A driving day, which on this leg of the trip mostly means a good one. We said goodbye to our little cabin at Vinje Camping and the small waterfall behind it and pulled out of Geiranger just as a cruise ship was finishing the job of occupying the entire harbor. The road out of town is the sort of wonderfully windy switchback that earns you a backward look at the fjord, including a long view across to yesterday's hike along the top of the cliff and water so green it looks like somebody adjusted the saturation. Nobody did.

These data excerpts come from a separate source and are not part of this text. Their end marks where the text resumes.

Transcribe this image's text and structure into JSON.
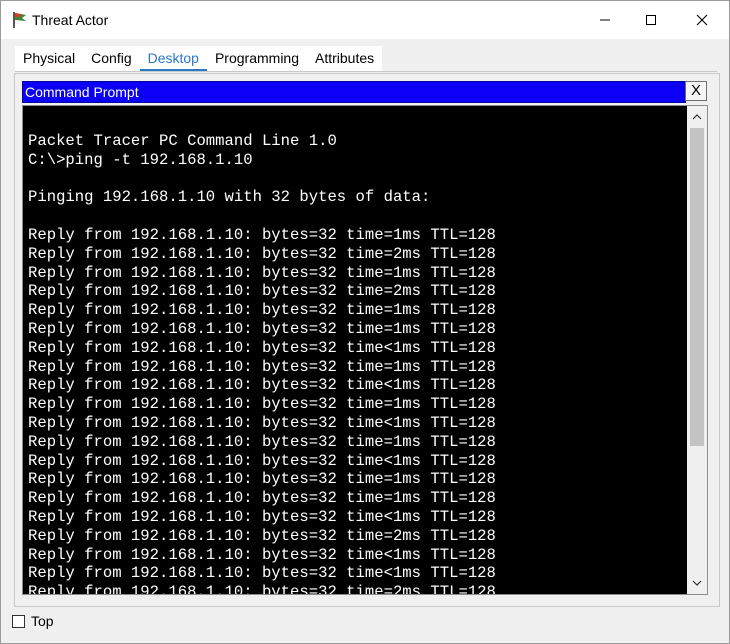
{
  "window": {
    "title": "Threat Actor",
    "controls": {
      "minimize": "minimize-icon",
      "maximize": "maximize-icon",
      "close": "close-icon"
    }
  },
  "tabs": [
    {
      "label": "Physical",
      "active": false
    },
    {
      "label": "Config",
      "active": false
    },
    {
      "label": "Desktop",
      "active": true
    },
    {
      "label": "Programming",
      "active": false
    },
    {
      "label": "Attributes",
      "active": false
    }
  ],
  "command_prompt": {
    "title": "Command Prompt",
    "close_label": "X",
    "lines": [
      "Packet Tracer PC Command Line 1.0",
      "C:\\>ping -t 192.168.1.10",
      "",
      "Pinging 192.168.1.10 with 32 bytes of data:",
      "",
      "Reply from 192.168.1.10: bytes=32 time=1ms TTL=128",
      "Reply from 192.168.1.10: bytes=32 time=2ms TTL=128",
      "Reply from 192.168.1.10: bytes=32 time=1ms TTL=128",
      "Reply from 192.168.1.10: bytes=32 time=2ms TTL=128",
      "Reply from 192.168.1.10: bytes=32 time=1ms TTL=128",
      "Reply from 192.168.1.10: bytes=32 time=1ms TTL=128",
      "Reply from 192.168.1.10: bytes=32 time<1ms TTL=128",
      "Reply from 192.168.1.10: bytes=32 time=1ms TTL=128",
      "Reply from 192.168.1.10: bytes=32 time<1ms TTL=128",
      "Reply from 192.168.1.10: bytes=32 time=1ms TTL=128",
      "Reply from 192.168.1.10: bytes=32 time<1ms TTL=128",
      "Reply from 192.168.1.10: bytes=32 time=1ms TTL=128",
      "Reply from 192.168.1.10: bytes=32 time<1ms TTL=128",
      "Reply from 192.168.1.10: bytes=32 time=1ms TTL=128",
      "Reply from 192.168.1.10: bytes=32 time=1ms TTL=128",
      "Reply from 192.168.1.10: bytes=32 time<1ms TTL=128",
      "Reply from 192.168.1.10: bytes=32 time=2ms TTL=128",
      "Reply from 192.168.1.10: bytes=32 time<1ms TTL=128",
      "Reply from 192.168.1.10: bytes=32 time<1ms TTL=128",
      "Reply from 192.168.1.10: bytes=32 time=2ms TTL=128"
    ],
    "scroll_position": 0.0
  },
  "footer": {
    "top_label": "Top",
    "top_checked": false
  },
  "colors": {
    "cmd_header_bg": "#0b00f5",
    "terminal_bg": "#000000",
    "terminal_fg": "#ffffff",
    "active_tab": "#2a78c8"
  }
}
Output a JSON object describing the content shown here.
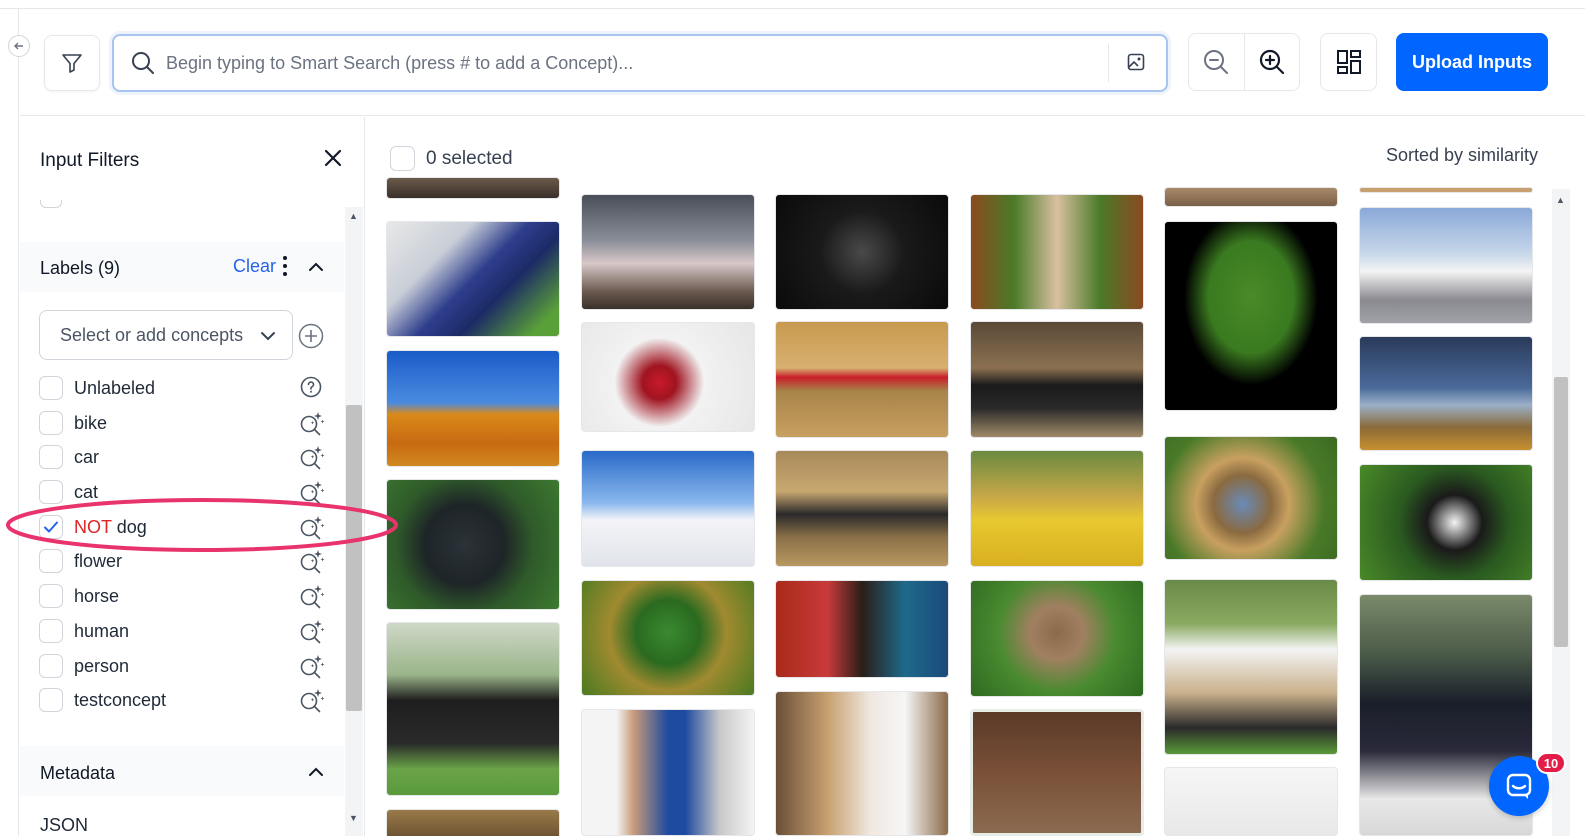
{
  "toolbar": {
    "search_placeholder": "Begin typing to Smart Search (press # to add a Concept)...",
    "upload_label": "Upload Inputs"
  },
  "sidebar": {
    "title": "Input Filters",
    "labels": {
      "title": "Labels (9)",
      "clear": "Clear",
      "select_placeholder": "Select or add concepts",
      "items": [
        {
          "label": "Unlabeled",
          "checked": false,
          "icon": "help-circle-icon"
        },
        {
          "label": "bike",
          "checked": false,
          "icon": "magic-search-icon"
        },
        {
          "label": "car",
          "checked": false,
          "icon": "magic-search-icon"
        },
        {
          "label": "cat",
          "checked": false,
          "icon": "magic-search-icon"
        },
        {
          "label": "NOT",
          "label_rest": "dog",
          "checked": true,
          "icon": "magic-search-icon"
        },
        {
          "label": "flower",
          "checked": false,
          "icon": "magic-search-icon"
        },
        {
          "label": "horse",
          "checked": false,
          "icon": "magic-search-icon"
        },
        {
          "label": "human",
          "checked": false,
          "icon": "magic-search-icon"
        },
        {
          "label": "person",
          "checked": false,
          "icon": "magic-search-icon"
        },
        {
          "label": "testconcept",
          "checked": false,
          "icon": "magic-search-icon"
        }
      ]
    },
    "metadata": {
      "title": "Metadata",
      "json_label": "JSON"
    }
  },
  "main": {
    "selected_count": "0 selected",
    "sort_label": "Sorted by similarity"
  },
  "chat": {
    "badge": "10"
  },
  "colors": {
    "accent": "#0066ff",
    "negative": "#dc2626",
    "annotation": "#e8336d"
  }
}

We took the unhurried route through Stordal, where the old wooden church turns out to be the kind that minds its own business until you step inside and find that someone has spent a few centuries painting flowers on every pillar and pew. Brian did what Brian does in the little gallery next door. Tafjord came after, a tidy village that mostly lives up the hill now, the lower half being on the record for getting erased by a tidal wave in the early 1900s, which is the sort of fact that quiets the car for a minute.

The road to Trollstigen runs past unstaffed strawberry stands often enough that we bought a carton and ate them in the camper. Then the Troll's Road itself: eleven switchbacks stacked against a wall, a waterfall down the middle, and our favorite kind of driving. At the top, Todd's arm did the work for the obligatory five-up while Theresa built a cairn on the gravel flats. Tonight's berth is the Station Manager's Apartment, a converted railway oddity tucked directly under the Troll's Wall, which does most of the decorating itself. Two Alaskan thumbs up, fifty-four miles by car, one by ferry.